Г-н де Корвиль спросил, уверен ли г-н де Бривуа, что точно представляет себе устройство ада и его занятия. Г-н де Бривуа отвечал, что, конечно, ни в чем не может быть уверен, однако ему довелось путешествовать на корабле вместе с большим стадом свиней, которые, да будет известно г-ну де Корвилю, в той же мере подвержены морской болезни, как и любой из нас, а потому команда, опасающаяся за их здоровье, время от времени гоняет их хлыстами по палубе, чтобы они не впадали в меланхолию. Так вот, сказал г-н де Бривуа, всякий, кто стоял на корабельной палубе во время килевой качки, уворачиваясь, чтобы его не снесла свирепая груда свиней, скачущая от носа к корме, имеет определенное представление о том, что происходит в аду, потому что как же еще нам судить о такого рода вещах, если не по аналогии.
– Все-таки есть люди, которых ничем не исправишь, – сказала пастушка.

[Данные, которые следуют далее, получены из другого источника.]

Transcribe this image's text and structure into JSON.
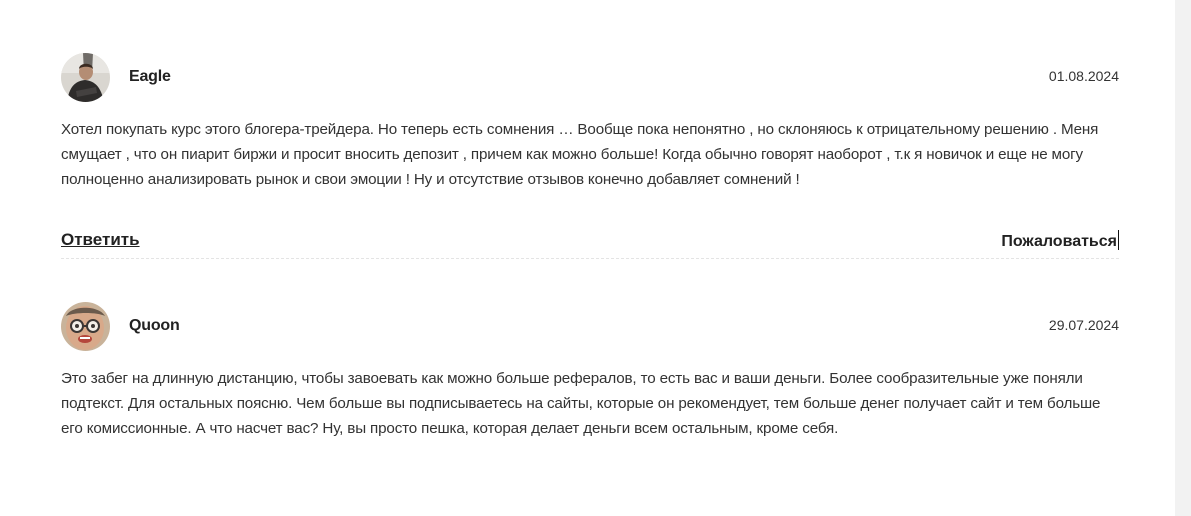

– Так, – сказал инспектор, – а потом?
– Миссис Хислоп пришла, – сказала Джейн, – и спросила, есть ли какие пожелания. Ни у кого не было пожеланий, только мистер Годфри сказал, что от беседы с викарием в нем разыгрались творческие способности и он хотел бы принять посильное участие в стряпне. Миссис Хислоп спросила, хотим ли мы ужинать еще сегодня или в какой-то другой день. Мистер Годфри сказал, что она напрасно его недооценивает и что в свои лучшие времена он… я не помню, что он в свои лучшие времена. Тогда Энни… о господи!..
– Успокойся, пожалуйста, – кротко попросил Роджер.
– Мисс Праути, мне очень жаль, – сказал инспектор, – но я должен…
– Да-да, – сказала Джейн, вытирая глаза. – В общем, мистер Годфри сказал, что у него есть кулинарная книга каких-то римлян, которые умерли от неумеренности, и что он давно хотел что-нибудь по ней приготовить. Миссис Хислоп еще колебалась, и тогда он сказал, что если она не уверена… Тогда миссис Хислоп сказала, что мистер Годфри ошибается и что если тут кто-нибудь и уверен, то именно она. Прекрасно, сказал мистер Годфри, я схожу за книгой. Он сходил и принес эту книгу, и открыл ее на главе, как же она называлась…
– Блюда из рыбы без рыбы, – подсказал Роджер.
– Вот-вот. Но миссис Хислоп спросила, нет ли там чего-нибудь менее философского; тогда он предложил свиной рубец, но его не было на кухне, и он сказал: «Давайте зажарим фламинго». Миссис Хислоп сказала, что он слишком хорошо думает о том, что продают в Бэкинфорде, но мистер Годфри сказал, что не нужно бояться, потому что эти римляне, прежде чем умереть от неумеренности, позаботились о людях, у которых нет фламинго; то же самое, сказал он, можно приготовить и из попугая. Миссис Хислоп напомнила ему, что попугая у нас теперь тоже нет, зато у нее есть говяжья задняя нога, и если отделить верхнюю половину от нижней… О, инспектор! Вот что еще говорил Танкред! Вы же спрашивали, помните?.. Так вот, он говорил: «Верхняя половина отделяется от нижней». Я всегда думала, что это Генри его научил – он вечно разрубает львов пополам, когда они прыгают на него из засады, – но, наверно, это все-таки про говяжью ногу, потому что из верхней можно делать бифштексы, а нижнюю надо три часа тушить, и подают ее кубиками… Не знаю, может, это важно, – пробормотала она и совсем сникла.